Ce n’est pas progressif. Avant GPT-3.5, on ne pouvait pas vraiment faire confiance à un chatbot, sauf en démo. Et puis, tout d’un coup, ça a changé. Ensuite, il y a eu ce moment où les agents de programmation sont passés de « plutôt bons pour compléter du code » à « vraiment capables de faire des tâches concrètes ». Ce n’est pas une évolution graduelle, c’est comme si, en un mois, on franchissait un seuil.
Dernièrement, avec la mise à jour de Codex que j’utilise depuis une semaine, ses capacités à utiliser un ordinateur sont impressionnantes. Ce n’est pas seulement l’intelligence du modèle, c’est aussi la façon dont on lui a connecté de bons outils. C’est un moment où je me rends compte que nous perdons énormément de temps dans des tâches triviales, et que l’IA peut nous en libérer.
Thompson : On peut faire une démonstration concrète ? Qu’est-ce que cette IA fait sur mon ordinateur, là, maintenant, pendant qu’on en parle ?
Altman : Non, mon ordinateur est éteint. On n’a pas encore trouvé la méthode, ou je n’en ai pas encore une bonne, pour que ça se produise. Il faut qu’on trouve un moyen pour qu’elle tourne en permanence. Je ne sais pas encore à quoi ça ressemblera. Peut-être qu’on devra laisser l’ordinateur allumé en permanence, ou le relier à un serveur distant. Il y aura une solution.
Thompson : Hmm.
Altman : Je ne suis pas aussi anxieux que certains, qui se réveillent la nuit pour lancer une nouvelle tâche Codex, parce qu’ils pensent que « sinon, c’est du gaspillage ». Mais je comprends cette sensation, je la ressens aussi.
Thompson : Moi aussi.

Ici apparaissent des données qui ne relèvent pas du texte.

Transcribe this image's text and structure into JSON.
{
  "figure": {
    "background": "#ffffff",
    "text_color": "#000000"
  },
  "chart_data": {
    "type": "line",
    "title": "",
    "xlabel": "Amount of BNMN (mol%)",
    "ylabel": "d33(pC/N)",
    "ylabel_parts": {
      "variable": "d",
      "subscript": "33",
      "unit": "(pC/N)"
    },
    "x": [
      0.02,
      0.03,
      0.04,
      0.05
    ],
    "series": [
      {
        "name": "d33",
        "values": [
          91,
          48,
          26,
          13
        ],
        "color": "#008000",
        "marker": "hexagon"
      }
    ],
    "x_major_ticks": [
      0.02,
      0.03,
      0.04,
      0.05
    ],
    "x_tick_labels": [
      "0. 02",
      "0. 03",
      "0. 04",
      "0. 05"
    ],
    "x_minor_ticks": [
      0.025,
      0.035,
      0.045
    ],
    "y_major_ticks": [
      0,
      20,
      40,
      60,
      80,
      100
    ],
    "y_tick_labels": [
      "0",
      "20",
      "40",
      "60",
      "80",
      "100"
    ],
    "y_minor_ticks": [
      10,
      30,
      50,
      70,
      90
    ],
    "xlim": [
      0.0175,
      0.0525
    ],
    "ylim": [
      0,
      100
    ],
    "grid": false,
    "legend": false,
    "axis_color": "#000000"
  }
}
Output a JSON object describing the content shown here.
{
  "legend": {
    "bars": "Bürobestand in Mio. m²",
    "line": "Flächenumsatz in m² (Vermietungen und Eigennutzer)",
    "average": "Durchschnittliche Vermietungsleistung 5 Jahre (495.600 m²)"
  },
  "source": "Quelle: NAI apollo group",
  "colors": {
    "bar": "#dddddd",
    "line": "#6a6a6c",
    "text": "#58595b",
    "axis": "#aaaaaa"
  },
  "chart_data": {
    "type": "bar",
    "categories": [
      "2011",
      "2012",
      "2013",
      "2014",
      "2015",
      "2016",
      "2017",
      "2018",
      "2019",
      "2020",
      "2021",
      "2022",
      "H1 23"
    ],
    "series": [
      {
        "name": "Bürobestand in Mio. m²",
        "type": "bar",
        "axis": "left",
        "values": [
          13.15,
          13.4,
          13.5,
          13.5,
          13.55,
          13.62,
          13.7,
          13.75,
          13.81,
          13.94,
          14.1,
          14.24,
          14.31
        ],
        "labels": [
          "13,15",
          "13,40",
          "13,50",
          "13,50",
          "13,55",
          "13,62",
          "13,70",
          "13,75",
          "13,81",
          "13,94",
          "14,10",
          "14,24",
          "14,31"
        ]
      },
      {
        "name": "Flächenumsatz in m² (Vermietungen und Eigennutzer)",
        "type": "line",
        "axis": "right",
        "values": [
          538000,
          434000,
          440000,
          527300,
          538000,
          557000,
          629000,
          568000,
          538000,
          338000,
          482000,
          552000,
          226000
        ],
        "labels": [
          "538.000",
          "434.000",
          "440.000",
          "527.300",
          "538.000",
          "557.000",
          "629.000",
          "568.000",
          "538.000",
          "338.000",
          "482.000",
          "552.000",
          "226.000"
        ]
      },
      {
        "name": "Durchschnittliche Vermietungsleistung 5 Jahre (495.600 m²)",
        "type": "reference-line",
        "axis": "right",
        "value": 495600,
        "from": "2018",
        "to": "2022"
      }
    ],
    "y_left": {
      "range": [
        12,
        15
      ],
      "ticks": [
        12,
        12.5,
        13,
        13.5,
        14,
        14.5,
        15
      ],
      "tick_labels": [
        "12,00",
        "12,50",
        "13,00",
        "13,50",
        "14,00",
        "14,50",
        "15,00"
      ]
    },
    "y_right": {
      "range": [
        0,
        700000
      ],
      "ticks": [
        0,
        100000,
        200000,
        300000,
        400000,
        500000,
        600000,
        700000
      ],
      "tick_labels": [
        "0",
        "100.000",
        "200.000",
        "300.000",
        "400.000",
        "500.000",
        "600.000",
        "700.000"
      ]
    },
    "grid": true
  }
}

Ce matin, je voulais voir ce que mes agents avaient trouvé, leur donner de nouvelles instructions, et voir leur rapport.
Altman : La façon dont on parle de ça, c’est parfois comme une addiction malsaine.
Thompson : Tu peux expliquer ce que ça fait concrètement sur ton ordinateur ?
Altman : La chose que j’utilise le plus, c’est pour gérer Slack. Pas seulement Slack, je ne sais pas comment c’est pour toi, mais moi, j’ai un sacré bazar : Slack, iMessage, WhatsApp, Signal, email… Je passe mon temps à copier-coller, faire des tâches répétitives. Chercher des fichiers, attendre que quelque chose soit prêt, faire des petites tâches mécaniques. Je ne réalisais pas combien je passais de temps là-dessus, jusqu’à ce que je trouve un moyen de m’en libérer.
Thompson : C’est une excellente transition pour parler de l’économie. Aujourd’hui, une chose très intéressante : ces outils sont très puissants, avec des défauts, des hallucinations, mais ils sont incroyables. Pourtant, quand je vais dans une réunion d’affaires et que je demande : « Qui pense que l’IA a augmenté la productivité de votre entreprise d’au moins 1 % ? » presque personne ne lève la main. Pourtant, dans les labos d’IA, vous avez déjà changé radicalement votre façon de travailler. Pourquoi cette énorme différence entre la capacité de l’IA et l’impact réel sur la productivité dans les entreprises ?
Altman : Juste avant cet entretien, je viens de finir un appel avec le PDG d’une grande entreprise. Ils envisagent de déployer notre technologie. On leur a donné un accès alpha à un nouveau modèle, et leurs ingénieurs disent que c’est la chose la plus cool qu’ils aient vue. Ce n’est pas une startup technologique, c’est une grosse entreprise industrielle. Ils prévoient une évaluation de sécurité au quatrième trimestre.
Thompson : Hmm.
Altman : Ensuite, ils prévoient de proposer un plan d’implémentation pour le premier et le deuxième trimestre, avec une mise en service prévue pour la fin 2027. Leur responsable de la sécurité informatique (CISO) leur a dit qu’ils pourraient ne pas y arriver, parce qu’il n’existe peut-être pas de méthode sûre pour faire tourner des agents dans leur réseau. Peut-être que c’est vrai. Mais cela veut dire qu’ils ne feront probablement rien de significatif dans un avenir proche.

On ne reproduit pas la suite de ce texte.